Tuesday, January 7, 2014
Poster Board # P2-4

Jeffrey J. Leow, MBBS, MPH and Steven L. Chang, MD, MS, Brigham and Women's Hospital, Boston, MA, Boston, MA

   Purpose: The majority of localized solid renal tumors are small renal masses (SRM, 4cm) of which 15%-30% are benign.  Percutaneous renal mass biopsy (RMB) is an optional pre-operative evaluation that can potentially identify benign lesions to avoid unnecessary treatment.  We performed a cost-effectiveness analysis to determine the utility of RMB to guide management decisions for SRM.

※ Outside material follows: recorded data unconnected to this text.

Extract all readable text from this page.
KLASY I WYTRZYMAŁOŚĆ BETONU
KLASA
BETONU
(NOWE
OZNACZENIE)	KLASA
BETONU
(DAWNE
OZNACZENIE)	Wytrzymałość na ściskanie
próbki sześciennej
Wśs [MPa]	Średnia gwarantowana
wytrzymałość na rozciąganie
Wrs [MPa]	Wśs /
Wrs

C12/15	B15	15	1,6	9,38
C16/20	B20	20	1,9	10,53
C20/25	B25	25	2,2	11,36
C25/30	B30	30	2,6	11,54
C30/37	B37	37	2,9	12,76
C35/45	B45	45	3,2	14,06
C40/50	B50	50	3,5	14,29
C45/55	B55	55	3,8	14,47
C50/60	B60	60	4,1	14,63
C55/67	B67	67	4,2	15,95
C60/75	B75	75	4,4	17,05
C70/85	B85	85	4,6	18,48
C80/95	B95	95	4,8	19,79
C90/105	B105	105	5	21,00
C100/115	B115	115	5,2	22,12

   Methods: We developed a decision-analytic model estimating the costs and benefits of RMB, compared to immediate curative-intent therapies, to inform the decision for the following treatments: percutaneous/laparoscopic ablation, open/laparoscopic partial nephrectomy (PN), and open/laparoscopic radical nephrectomy (RN). Using published literature, we modeled a 15% non-diagnostic rate, 97.5% sensitivity, 91.2% specificity and 0.01% complication rate. RMB showing malignancy or a non-diagnostic biopsy led to treatment; the finding of a non-malignant SRM led to active surveillance. Our base case was a healthy 65-year old patient with an asymptomatic unilateral 3cm SRM. Outcomes were measured in quality-adjusted life-years (QALY) and 2012 US$, respectively. We used a societal perspective, lifetime horizon, 3% discount rate, 3-month cycle length, and a $50,000/QALY willingness-to-pay threshold.  Alternative clinical scenarios were assessed with sensitivity analysis.

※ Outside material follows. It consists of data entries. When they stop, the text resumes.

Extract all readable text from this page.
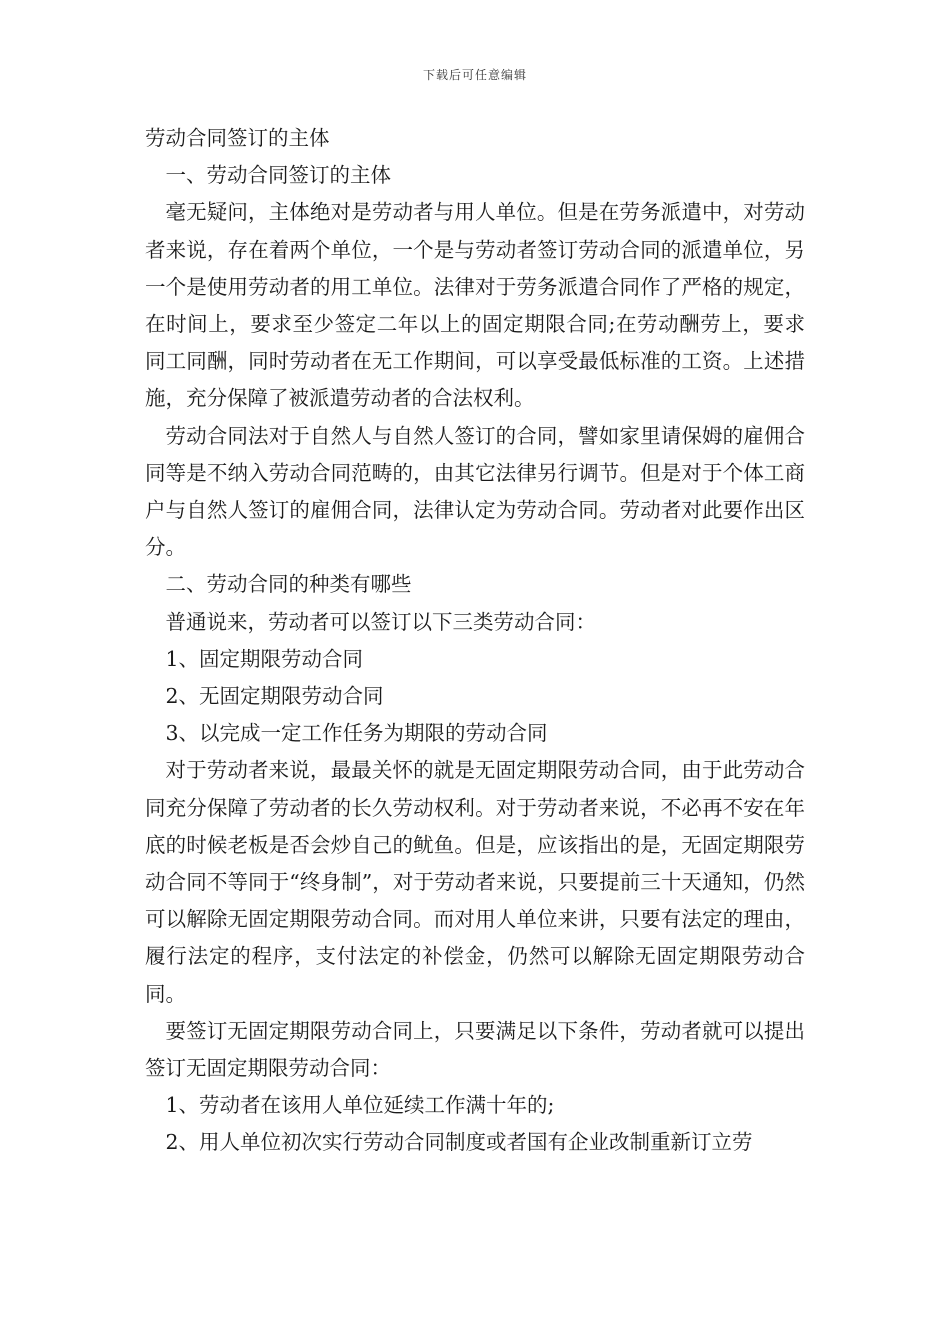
下载后可任意编辑

劳动合同签订的主体

一、劳动合同签订的主体

毫无疑问，主体绝对是劳动者与用人单位。但是在劳务派遣中，对劳动者来说，存在着两个单位，一个是与劳动者签订劳动合同的派遣单位，另一个是使用劳动者的用工单位。法律对于劳务派遣合同作了严格的规定，在时间上，要求至少签定二年以上的固定期限合同;在劳动酬劳上，要求同工同酬，同时劳动者在无工作期间，可以享受最低标准的工资。上述措施，充分保障了被派遣劳动者的合法权利。

劳动合同法对于自然人与自然人签订的合同，譬如家里请保姆的雇佣合同等是不纳入劳动合同范畴的，由其它法律另行调节。但是对于个体工商户与自然人签订的雇佣合同，法律认定为劳动合同。劳动者对此要作出区分。

二、劳动合同的种类有哪些

普通说来，劳动者可以签订以下三类劳动合同：

1、固定期限劳动合同

2、无固定期限劳动合同

3、以完成一定工作任务为期限的劳动合同

对于劳动者来说，最最关怀的就是无固定期限劳动合同，由于此劳动合同充分保障了劳动者的长久劳动权利。对于劳动者来说，不必再不安在年底的时候老板是否会炒自己的鱿鱼。但是，应该指出的是，无固定期限劳动合同不等同于“终身制”，对于劳动者来说，只要提前三十天通知，仍然可以解除无固定期限劳动合同。而对用人单位来讲，只要有法定的理由，履行法定的程序，支付法定的补偿金，仍然可以解除无固定期限劳动合同。

要签订无固定期限劳动合同上，只要满足以下条件，劳动者就可以提出签订无固定期限劳动合同：

1、劳动者在该用人单位延续工作满十年的;

2、用人单位初次实行劳动合同制度或者国有企业改制重新订立劳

   Results: In the base case scenario, RMB was the cost-effective strategy for all patients considering RN options, while it was not cost-effective to guide the management for patients considering PN or ablative options.  The open and laparoscopic approaches for PN and RN did not impact the utility for RMB.  For RN, sensitivity analyses showed that RMB remained cost-effective across a wide range of tumor sizes, patient ages, and healthy states.  In contrast, RMB prior to PN and laparoscopic ablation became the cost-effective strategy for smaller tumors (<2.5cm), younger patients (<60 years), or less healthy individuals (>5% risk of peri-operative mortality).  For patients planning for percutaneous ablation, RMB was only cost-effective among younger patients (<60 years) with SRM <2cm in size.  The results were primarily driven by the risks for procedural complications and post-operative chronic kidney disease.

   Conclusion: For all patients with a SRM considering RN, RMB is recommended. Among patients with a SRM planning for PN or laparoscopic ablation, RMB is recommended for patients <60-years old, with SRM <2.5cm, or poor health.  For patients electing for percutaneous ablation, RMB is only recommended for patients <60-years old with a SRM <2cm.